The piano in the parlor continued to play a role in Walker’s musical development. On Sunday evenings, he would perform from his mother’s songbooks of folk and spiritual arrangements — some of which later found their way into his compositions.
“It was a way of passing the time before one went to bed,” he said. “My mother might be in the kitchen. My father might be in his office. They’d hear me playing, and they’d gravitate to the parlor and stand around and hum along with me. I would sometimes play 50 hymns in one evening.”
His father, a physician, saw patients in the lower level of the house.
George, his parents, younger sister, grandmother and uncle shared the two other floors. “It was a very small house for the size of our family,” he said.
If he wasn’t playing the piano, Walker played with the neighborhood children in his back yard or in the vacant lot at the end of the street or at the elementary school nearby.
“It was a real neighborhood,” he said. “People knew each other.”
After graduating from Dunbar High School at age 14, Walker, who now lives in Montclair, N.J., attended Oberlin College, and the Curtis and Eastman schools of music. He went on to perform, teach and, of course, compose.

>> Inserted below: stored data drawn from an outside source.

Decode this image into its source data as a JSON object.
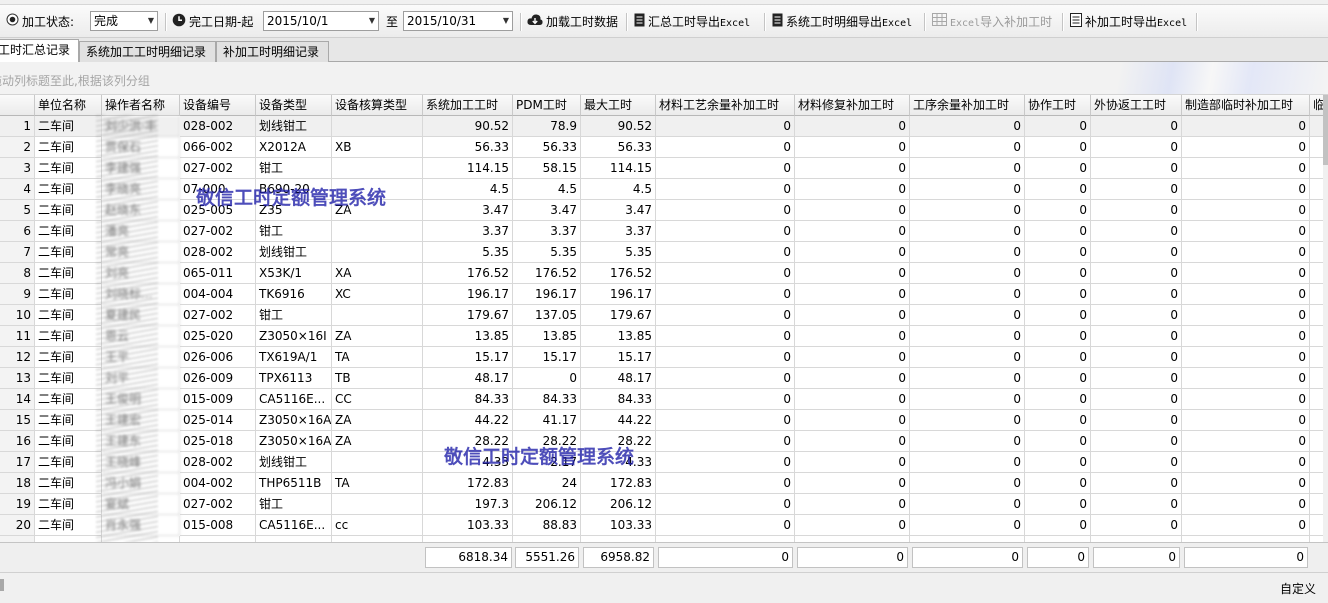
{
  "toolbar": {
    "status_label": "加工状态:",
    "status_value": "完成",
    "date_label": "完工日期-起",
    "date_from": "2015/10/1",
    "date_to_label": "至",
    "date_to": "2015/10/31",
    "load_button": "加载工时数据",
    "export_summary_button": "汇总工时导出Excel",
    "export_system_button": "系统工时明细导出Excel",
    "import_button": "Excel导入补加工时",
    "export_extra_button": "补加工时导出Excel"
  },
  "tabs": [
    "工时汇总记录",
    "系统加工工时明细记录",
    "补加工时明细记录"
  ],
  "group_panel_hint": "拖动列标题至此,根据该列分组",
  "watermark": "敬信工时定额管理系统",
  "columns": [
    "单位名称",
    "操作者名称",
    "设备编号",
    "设备类型",
    "设备核算类型",
    "系统加工工时",
    "PDM工时",
    "最大工时",
    "材料工艺余量补加工时",
    "材料修复补加工时",
    "工序余量补加工时",
    "协作工时",
    "外协返工工时",
    "制造部临时补加工时",
    "临"
  ],
  "rows": [
    {
      "n": "1",
      "unit": "二车间",
      "op": "刘少洪·丰",
      "dev": "028-002",
      "type": "划线钳工",
      "acct": "",
      "sys": "90.52",
      "pdm": "78.9",
      "max": "90.52",
      "c1": "0",
      "c2": "0",
      "c3": "0",
      "c4": "0",
      "c5": "0",
      "c6": "0"
    },
    {
      "n": "2",
      "unit": "二车间",
      "op": "贾保石",
      "dev": "066-002",
      "type": "X2012A",
      "acct": "XB",
      "sys": "56.33",
      "pdm": "56.33",
      "max": "56.33",
      "c1": "0",
      "c2": "0",
      "c3": "0",
      "c4": "0",
      "c5": "0",
      "c6": "0"
    },
    {
      "n": "3",
      "unit": "二车间",
      "op": "李建强",
      "dev": "027-002",
      "type": "钳工",
      "acct": "",
      "sys": "114.15",
      "pdm": "58.15",
      "max": "114.15",
      "c1": "0",
      "c2": "0",
      "c3": "0",
      "c4": "0",
      "c5": "0",
      "c6": "0"
    },
    {
      "n": "4",
      "unit": "二车间",
      "op": "李晓亮",
      "dev": "07-000",
      "type": "B690-20",
      "acct": "",
      "sys": "4.5",
      "pdm": "4.5",
      "max": "4.5",
      "c1": "0",
      "c2": "0",
      "c3": "0",
      "c4": "0",
      "c5": "0",
      "c6": "0"
    },
    {
      "n": "5",
      "unit": "二车间",
      "op": "赵晓东",
      "dev": "025-005",
      "type": "Z35",
      "acct": "ZA",
      "sys": "3.47",
      "pdm": "3.47",
      "max": "3.47",
      "c1": "0",
      "c2": "0",
      "c3": "0",
      "c4": "0",
      "c5": "0",
      "c6": "0"
    },
    {
      "n": "6",
      "unit": "二车间",
      "op": "潘亮",
      "dev": "027-002",
      "type": "钳工",
      "acct": "",
      "sys": "3.37",
      "pdm": "3.37",
      "max": "3.37",
      "c1": "0",
      "c2": "0",
      "c3": "0",
      "c4": "0",
      "c5": "0",
      "c6": "0"
    },
    {
      "n": "7",
      "unit": "二车间",
      "op": "常亮",
      "dev": "028-002",
      "type": "划线钳工",
      "acct": "",
      "sys": "5.35",
      "pdm": "5.35",
      "max": "5.35",
      "c1": "0",
      "c2": "0",
      "c3": "0",
      "c4": "0",
      "c5": "0",
      "c6": "0"
    },
    {
      "n": "8",
      "unit": "二车间",
      "op": "刘亮",
      "dev": "065-011",
      "type": "X53K/1",
      "acct": "XA",
      "sys": "176.52",
      "pdm": "176.52",
      "max": "176.52",
      "c1": "0",
      "c2": "0",
      "c3": "0",
      "c4": "0",
      "c5": "0",
      "c6": "0"
    },
    {
      "n": "9",
      "unit": "二车间",
      "op": "刘晓标...",
      "dev": "004-004",
      "type": "TK6916",
      "acct": "XC",
      "sys": "196.17",
      "pdm": "196.17",
      "max": "196.17",
      "c1": "0",
      "c2": "0",
      "c3": "0",
      "c4": "0",
      "c5": "0",
      "c6": "0"
    },
    {
      "n": "10",
      "unit": "二车间",
      "op": "夏建民",
      "dev": "027-002",
      "type": "钳工",
      "acct": "",
      "sys": "179.67",
      "pdm": "137.05",
      "max": "179.67",
      "c1": "0",
      "c2": "0",
      "c3": "0",
      "c4": "0",
      "c5": "0",
      "c6": "0"
    },
    {
      "n": "11",
      "unit": "二车间",
      "op": "恩云",
      "dev": "025-020",
      "type": "Z3050×16I",
      "acct": "ZA",
      "sys": "13.85",
      "pdm": "13.85",
      "max": "13.85",
      "c1": "0",
      "c2": "0",
      "c3": "0",
      "c4": "0",
      "c5": "0",
      "c6": "0"
    },
    {
      "n": "12",
      "unit": "二车间",
      "op": "王平",
      "dev": "026-006",
      "type": "TX619A/1",
      "acct": "TA",
      "sys": "15.17",
      "pdm": "15.17",
      "max": "15.17",
      "c1": "0",
      "c2": "0",
      "c3": "0",
      "c4": "0",
      "c5": "0",
      "c6": "0"
    },
    {
      "n": "13",
      "unit": "二车间",
      "op": "刘平",
      "dev": "026-009",
      "type": "TPX6113",
      "acct": "TB",
      "sys": "48.17",
      "pdm": "0",
      "max": "48.17",
      "c1": "0",
      "c2": "0",
      "c3": "0",
      "c4": "0",
      "c5": "0",
      "c6": "0"
    },
    {
      "n": "14",
      "unit": "二车间",
      "op": "王俊明",
      "dev": "015-009",
      "type": "CA5116E...",
      "acct": "CC",
      "sys": "84.33",
      "pdm": "84.33",
      "max": "84.33",
      "c1": "0",
      "c2": "0",
      "c3": "0",
      "c4": "0",
      "c5": "0",
      "c6": "0"
    },
    {
      "n": "15",
      "unit": "二车间",
      "op": "王建宏",
      "dev": "025-014",
      "type": "Z3050×16A",
      "acct": "ZA",
      "sys": "44.22",
      "pdm": "41.17",
      "max": "44.22",
      "c1": "0",
      "c2": "0",
      "c3": "0",
      "c4": "0",
      "c5": "0",
      "c6": "0"
    },
    {
      "n": "16",
      "unit": "二车间",
      "op": "王建东",
      "dev": "025-018",
      "type": "Z3050×16A",
      "acct": "ZA",
      "sys": "28.22",
      "pdm": "28.22",
      "max": "28.22",
      "c1": "0",
      "c2": "0",
      "c3": "0",
      "c4": "0",
      "c5": "0",
      "c6": "0"
    },
    {
      "n": "17",
      "unit": "二车间",
      "op": "王晓峰",
      "dev": "028-002",
      "type": "划线钳工",
      "acct": "",
      "sys": "4.33",
      "pdm": "2.17",
      "max": "4.33",
      "c1": "0",
      "c2": "0",
      "c3": "0",
      "c4": "0",
      "c5": "0",
      "c6": "0"
    },
    {
      "n": "18",
      "unit": "二车间",
      "op": "冯小娟",
      "dev": "004-002",
      "type": "THP6511B",
      "acct": "TA",
      "sys": "172.83",
      "pdm": "24",
      "max": "172.83",
      "c1": "0",
      "c2": "0",
      "c3": "0",
      "c4": "0",
      "c5": "0",
      "c6": "0"
    },
    {
      "n": "19",
      "unit": "二车间",
      "op": "宴斌",
      "dev": "027-002",
      "type": "钳工",
      "acct": "",
      "sys": "197.3",
      "pdm": "206.12",
      "max": "206.12",
      "c1": "0",
      "c2": "0",
      "c3": "0",
      "c4": "0",
      "c5": "0",
      "c6": "0"
    },
    {
      "n": "20",
      "unit": "二车间",
      "op": "肖永强",
      "dev": "015-008",
      "type": "CA5116E...",
      "acct": "cc",
      "sys": "103.33",
      "pdm": "88.83",
      "max": "103.33",
      "c1": "0",
      "c2": "0",
      "c3": "0",
      "c4": "0",
      "c5": "0",
      "c6": "0"
    }
  ],
  "totals": {
    "sys": "6818.34",
    "pdm": "5551.26",
    "max": "6958.82",
    "c1": "0",
    "c2": "0",
    "c3": "0",
    "c4": "0",
    "c5": "0",
    "c6": "0"
  },
  "statusbar": {
    "right_label": "自定义"
  }
}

He won the Pulitzer in 1996 for “Lilacs,” a work for voice and orchestra, based on a Walt Whitman poem about Abraham Lincoln’s assassination. Walker believes his familiarity with Pennsylvania Avenue, where the funeral procession took place, gave him an advantage in setting the poem to music.
Walker’s career took him across the country and around the world, but he considered the rowhouse on Sherman Avenue home until his father died in 1954.
Although he doesn’t visit Washington often, he will be here Jan. 14 to hear the National Symphony Orchestra perform his Sinfonia No. 4 at Howard University — 76 years after his first recital there.